Il dramma, come Ivanov, si basa sulla incapacità del protagonista di assumere un ruolo definito nella vita. In Ivanov la depressione nasce dalla sua incapacità di contrarre un rapporto positivo con le donne che ama e che lo immerge in una forma di rimorso che non ha vie d’uscita; in Konstantin il dramma riguarda il rapporto fra un amore infelice, non corrisposto, e la ricerca di una via, come scrittore, che lo faccia uscire dalla banalità dei racconti che hanno per base la vita quotidiana e che abbiano come protagonisti personaggi stereotipi che manifestano sentimenti come luoghi comuni. Anche in questo caso, come in Ivanov, la disperazione è il risultato di una ricerca infruttuosa, e il suicidio diventa la conclusione inevitabile.
Il titolo, Il gabbiano, deriva dal fatto che Nina, ammirando il lago sulle rive del quale si svolge la vicenda, immagina la propria libertà e la paragona a quella di un gabbiano. Konstantin, nel momento in cui capisce di essere abbandonato da Nina, uccide proprio un gabbiano e glielo porta, quasi un avvertimento.

Nell’edizione che ho visto, rappresentata dalla RAI, devo ammettere che ho osservato una più aderente recitazione ai contenuti del dramma, rispetto alla rappresentazione di Ivanov. Gabriele Lavia, nella parte di Konstantin ha dato un’interpretazione molto dolorosa del suo personaggio, a volta forse anche un po’ al di sopra delle righe.

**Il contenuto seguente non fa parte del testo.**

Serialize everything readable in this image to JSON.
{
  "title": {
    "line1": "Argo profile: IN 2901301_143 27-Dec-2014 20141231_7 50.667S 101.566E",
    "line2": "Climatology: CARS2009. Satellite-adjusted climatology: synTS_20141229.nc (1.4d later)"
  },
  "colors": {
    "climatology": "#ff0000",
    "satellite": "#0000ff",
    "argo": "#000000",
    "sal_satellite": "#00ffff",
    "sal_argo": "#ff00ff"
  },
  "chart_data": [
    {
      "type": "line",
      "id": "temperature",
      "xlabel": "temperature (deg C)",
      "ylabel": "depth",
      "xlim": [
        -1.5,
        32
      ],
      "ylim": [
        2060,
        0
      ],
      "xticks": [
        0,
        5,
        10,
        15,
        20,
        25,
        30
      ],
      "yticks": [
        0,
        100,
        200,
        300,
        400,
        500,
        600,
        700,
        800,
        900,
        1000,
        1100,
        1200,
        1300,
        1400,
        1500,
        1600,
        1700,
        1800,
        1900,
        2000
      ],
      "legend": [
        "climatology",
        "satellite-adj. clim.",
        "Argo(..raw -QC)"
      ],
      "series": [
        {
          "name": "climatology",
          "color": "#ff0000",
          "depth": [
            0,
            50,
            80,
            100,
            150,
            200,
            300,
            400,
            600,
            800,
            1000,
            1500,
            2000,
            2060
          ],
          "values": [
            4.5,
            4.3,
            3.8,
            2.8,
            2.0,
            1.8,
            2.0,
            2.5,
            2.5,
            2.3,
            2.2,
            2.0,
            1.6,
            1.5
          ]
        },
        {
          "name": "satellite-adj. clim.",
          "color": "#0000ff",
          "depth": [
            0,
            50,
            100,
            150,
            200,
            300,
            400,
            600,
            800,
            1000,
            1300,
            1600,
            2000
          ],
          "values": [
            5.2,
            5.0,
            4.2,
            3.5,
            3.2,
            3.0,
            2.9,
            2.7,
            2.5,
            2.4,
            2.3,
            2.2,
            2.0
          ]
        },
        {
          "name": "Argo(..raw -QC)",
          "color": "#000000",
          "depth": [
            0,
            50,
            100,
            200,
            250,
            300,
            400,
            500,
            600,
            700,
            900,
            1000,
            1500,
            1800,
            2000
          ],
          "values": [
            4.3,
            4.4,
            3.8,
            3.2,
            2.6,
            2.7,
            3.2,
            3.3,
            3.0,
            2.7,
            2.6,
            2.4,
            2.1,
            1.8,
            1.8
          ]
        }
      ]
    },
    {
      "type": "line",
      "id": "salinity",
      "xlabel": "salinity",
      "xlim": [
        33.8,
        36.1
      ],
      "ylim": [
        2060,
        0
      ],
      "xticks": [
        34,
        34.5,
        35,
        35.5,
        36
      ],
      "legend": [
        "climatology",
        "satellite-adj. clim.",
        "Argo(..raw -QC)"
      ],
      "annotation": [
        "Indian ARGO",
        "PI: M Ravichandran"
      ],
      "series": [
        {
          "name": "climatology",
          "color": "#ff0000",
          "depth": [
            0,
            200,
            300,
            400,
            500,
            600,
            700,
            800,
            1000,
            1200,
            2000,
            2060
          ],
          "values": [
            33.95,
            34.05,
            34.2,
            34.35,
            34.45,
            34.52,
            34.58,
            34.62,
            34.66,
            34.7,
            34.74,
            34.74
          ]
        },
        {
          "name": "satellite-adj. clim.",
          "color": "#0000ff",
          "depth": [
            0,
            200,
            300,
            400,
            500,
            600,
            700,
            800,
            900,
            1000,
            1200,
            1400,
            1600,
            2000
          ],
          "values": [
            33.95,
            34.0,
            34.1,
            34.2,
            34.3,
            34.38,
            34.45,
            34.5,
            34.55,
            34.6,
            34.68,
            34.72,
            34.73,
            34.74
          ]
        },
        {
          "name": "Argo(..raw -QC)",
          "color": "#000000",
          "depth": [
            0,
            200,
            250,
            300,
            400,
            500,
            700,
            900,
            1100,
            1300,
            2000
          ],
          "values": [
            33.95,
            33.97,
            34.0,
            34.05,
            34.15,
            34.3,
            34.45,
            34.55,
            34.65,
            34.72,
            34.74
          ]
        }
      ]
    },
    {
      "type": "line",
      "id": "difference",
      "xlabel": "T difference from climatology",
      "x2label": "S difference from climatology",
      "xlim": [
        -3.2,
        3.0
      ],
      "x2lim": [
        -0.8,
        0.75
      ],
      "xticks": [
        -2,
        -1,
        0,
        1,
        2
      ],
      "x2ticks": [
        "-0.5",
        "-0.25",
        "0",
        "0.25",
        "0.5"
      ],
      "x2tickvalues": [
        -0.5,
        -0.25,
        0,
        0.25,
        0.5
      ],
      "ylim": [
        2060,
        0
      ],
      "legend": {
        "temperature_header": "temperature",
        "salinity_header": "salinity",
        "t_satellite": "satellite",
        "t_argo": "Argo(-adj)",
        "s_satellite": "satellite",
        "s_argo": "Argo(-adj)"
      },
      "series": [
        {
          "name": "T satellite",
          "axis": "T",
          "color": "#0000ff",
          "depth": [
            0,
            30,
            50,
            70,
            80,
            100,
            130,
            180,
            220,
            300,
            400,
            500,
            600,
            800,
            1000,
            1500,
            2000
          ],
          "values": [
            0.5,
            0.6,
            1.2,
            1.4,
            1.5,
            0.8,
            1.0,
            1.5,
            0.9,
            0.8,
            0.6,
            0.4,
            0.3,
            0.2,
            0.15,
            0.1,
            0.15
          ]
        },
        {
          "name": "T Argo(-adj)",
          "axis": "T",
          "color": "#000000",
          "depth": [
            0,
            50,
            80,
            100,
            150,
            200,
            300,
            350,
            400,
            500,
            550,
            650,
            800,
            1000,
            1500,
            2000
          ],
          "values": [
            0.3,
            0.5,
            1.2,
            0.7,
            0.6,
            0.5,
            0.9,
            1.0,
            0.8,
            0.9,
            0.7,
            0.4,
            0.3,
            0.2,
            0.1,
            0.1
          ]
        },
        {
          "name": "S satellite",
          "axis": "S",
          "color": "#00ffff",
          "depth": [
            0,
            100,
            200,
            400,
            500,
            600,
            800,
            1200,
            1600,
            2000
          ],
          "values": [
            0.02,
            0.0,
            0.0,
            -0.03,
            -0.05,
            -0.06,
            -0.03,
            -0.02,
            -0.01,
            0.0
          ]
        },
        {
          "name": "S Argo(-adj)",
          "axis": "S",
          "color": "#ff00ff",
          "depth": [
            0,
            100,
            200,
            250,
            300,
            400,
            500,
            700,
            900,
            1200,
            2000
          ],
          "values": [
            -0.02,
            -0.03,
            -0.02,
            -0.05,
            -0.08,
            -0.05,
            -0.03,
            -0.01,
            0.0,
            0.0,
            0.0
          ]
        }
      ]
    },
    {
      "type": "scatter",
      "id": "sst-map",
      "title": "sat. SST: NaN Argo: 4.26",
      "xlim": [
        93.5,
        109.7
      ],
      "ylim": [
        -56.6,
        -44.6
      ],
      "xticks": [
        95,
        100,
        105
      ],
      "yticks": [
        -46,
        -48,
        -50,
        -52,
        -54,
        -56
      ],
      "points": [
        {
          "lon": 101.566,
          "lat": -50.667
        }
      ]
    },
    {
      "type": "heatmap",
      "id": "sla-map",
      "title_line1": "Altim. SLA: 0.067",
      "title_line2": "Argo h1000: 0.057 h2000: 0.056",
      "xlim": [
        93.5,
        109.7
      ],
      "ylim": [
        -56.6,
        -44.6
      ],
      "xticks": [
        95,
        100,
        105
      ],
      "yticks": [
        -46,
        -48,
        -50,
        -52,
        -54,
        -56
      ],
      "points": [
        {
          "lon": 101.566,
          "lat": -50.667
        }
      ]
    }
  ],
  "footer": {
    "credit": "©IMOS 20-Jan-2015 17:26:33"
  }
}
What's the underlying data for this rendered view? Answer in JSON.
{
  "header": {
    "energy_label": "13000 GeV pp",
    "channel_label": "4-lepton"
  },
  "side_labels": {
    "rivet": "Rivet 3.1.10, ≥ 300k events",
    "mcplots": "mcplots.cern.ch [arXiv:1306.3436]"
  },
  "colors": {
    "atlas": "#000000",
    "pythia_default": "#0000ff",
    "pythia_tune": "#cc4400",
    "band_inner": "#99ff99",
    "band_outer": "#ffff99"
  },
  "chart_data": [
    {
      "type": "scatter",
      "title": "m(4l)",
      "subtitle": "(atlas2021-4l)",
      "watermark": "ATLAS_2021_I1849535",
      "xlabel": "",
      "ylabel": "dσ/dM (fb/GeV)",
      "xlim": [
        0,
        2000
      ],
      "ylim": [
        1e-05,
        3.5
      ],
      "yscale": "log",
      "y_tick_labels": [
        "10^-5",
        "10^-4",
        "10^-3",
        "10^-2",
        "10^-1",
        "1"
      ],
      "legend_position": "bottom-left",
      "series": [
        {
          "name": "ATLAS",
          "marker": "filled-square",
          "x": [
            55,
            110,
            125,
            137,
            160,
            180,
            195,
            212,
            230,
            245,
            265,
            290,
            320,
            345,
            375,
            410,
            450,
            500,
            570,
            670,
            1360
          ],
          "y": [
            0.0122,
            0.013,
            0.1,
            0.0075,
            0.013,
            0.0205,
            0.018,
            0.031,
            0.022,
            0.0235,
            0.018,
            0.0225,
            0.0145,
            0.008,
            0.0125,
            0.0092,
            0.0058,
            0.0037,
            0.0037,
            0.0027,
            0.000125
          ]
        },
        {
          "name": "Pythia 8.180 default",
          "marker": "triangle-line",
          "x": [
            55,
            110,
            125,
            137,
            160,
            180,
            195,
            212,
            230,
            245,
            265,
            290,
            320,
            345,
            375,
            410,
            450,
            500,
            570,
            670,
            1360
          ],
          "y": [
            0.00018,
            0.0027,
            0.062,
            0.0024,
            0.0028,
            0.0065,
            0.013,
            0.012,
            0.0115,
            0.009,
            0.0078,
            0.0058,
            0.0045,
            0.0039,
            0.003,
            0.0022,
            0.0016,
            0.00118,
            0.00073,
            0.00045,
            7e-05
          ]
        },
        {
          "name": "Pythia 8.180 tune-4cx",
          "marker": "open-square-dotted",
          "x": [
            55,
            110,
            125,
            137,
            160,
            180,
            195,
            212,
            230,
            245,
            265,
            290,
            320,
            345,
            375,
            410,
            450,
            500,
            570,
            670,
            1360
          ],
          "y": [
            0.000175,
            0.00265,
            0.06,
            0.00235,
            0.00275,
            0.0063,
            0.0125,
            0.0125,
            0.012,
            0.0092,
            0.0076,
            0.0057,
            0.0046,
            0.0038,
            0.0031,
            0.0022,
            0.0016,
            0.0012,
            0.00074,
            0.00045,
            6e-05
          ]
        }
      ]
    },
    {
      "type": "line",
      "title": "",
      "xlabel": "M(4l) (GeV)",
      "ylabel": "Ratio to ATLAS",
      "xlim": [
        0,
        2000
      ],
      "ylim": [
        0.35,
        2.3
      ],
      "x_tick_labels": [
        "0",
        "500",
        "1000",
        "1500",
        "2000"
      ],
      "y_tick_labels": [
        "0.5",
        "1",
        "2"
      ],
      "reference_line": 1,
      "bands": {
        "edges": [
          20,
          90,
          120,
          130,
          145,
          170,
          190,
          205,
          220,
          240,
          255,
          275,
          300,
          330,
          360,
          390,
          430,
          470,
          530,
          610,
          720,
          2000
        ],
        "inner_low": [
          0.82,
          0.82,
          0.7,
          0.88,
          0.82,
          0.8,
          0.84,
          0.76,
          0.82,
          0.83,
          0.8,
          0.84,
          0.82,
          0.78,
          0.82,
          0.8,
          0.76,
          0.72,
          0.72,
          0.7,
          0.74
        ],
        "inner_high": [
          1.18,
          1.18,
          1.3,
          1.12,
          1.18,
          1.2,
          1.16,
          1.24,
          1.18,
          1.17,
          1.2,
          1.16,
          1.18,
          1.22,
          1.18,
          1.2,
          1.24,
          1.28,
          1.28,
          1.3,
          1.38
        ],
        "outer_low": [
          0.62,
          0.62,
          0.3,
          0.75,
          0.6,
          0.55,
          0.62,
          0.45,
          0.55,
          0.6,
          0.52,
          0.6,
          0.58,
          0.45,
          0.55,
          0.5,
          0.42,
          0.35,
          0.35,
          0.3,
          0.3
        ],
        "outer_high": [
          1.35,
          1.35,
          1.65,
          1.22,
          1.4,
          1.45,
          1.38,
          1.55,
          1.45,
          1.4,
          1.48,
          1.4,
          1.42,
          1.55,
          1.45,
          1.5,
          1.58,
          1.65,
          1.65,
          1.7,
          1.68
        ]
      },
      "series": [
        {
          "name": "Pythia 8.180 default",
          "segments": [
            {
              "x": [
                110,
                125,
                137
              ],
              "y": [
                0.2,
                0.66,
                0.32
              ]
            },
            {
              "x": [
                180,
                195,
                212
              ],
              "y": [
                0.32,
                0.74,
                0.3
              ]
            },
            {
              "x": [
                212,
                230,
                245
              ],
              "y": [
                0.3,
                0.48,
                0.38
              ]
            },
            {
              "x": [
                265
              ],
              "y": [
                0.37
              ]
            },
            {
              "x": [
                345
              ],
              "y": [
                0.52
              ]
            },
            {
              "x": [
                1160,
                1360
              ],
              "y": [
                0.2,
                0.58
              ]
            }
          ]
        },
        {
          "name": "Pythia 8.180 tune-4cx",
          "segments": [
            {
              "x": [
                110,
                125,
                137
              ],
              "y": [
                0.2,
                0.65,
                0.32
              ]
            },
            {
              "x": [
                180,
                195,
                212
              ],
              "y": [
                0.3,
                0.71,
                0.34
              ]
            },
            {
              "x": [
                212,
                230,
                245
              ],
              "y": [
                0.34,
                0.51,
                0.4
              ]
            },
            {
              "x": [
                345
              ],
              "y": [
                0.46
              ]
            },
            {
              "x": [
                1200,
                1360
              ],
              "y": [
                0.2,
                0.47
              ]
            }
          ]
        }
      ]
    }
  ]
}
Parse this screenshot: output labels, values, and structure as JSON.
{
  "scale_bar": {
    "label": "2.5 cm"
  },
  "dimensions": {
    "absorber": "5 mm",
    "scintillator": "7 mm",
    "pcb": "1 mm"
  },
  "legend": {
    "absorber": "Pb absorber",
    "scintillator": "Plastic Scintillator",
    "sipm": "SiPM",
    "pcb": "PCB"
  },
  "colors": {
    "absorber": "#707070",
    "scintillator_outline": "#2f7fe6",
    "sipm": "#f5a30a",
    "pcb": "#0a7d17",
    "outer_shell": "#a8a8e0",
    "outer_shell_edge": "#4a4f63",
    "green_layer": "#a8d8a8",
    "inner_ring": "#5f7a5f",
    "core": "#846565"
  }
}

Molto elegante e ben recitata la parte di Irina da parte di Anna Proclemer; un po’ al di sotto, secondo me, la Nina di Ilaria Occhini che mi ha dato una sensazione di rigidità nella prima parte, quando manifesta entusiasmo per Trigorin e per la sua futura vita d’attrice, e alla fine quando, nell’ultimo colloquio con Konstantin, entra in un’atmosfera da tragedia. Nessun rilievo alla parte di Trigorin, interpretato da Giancarlo Sbragia.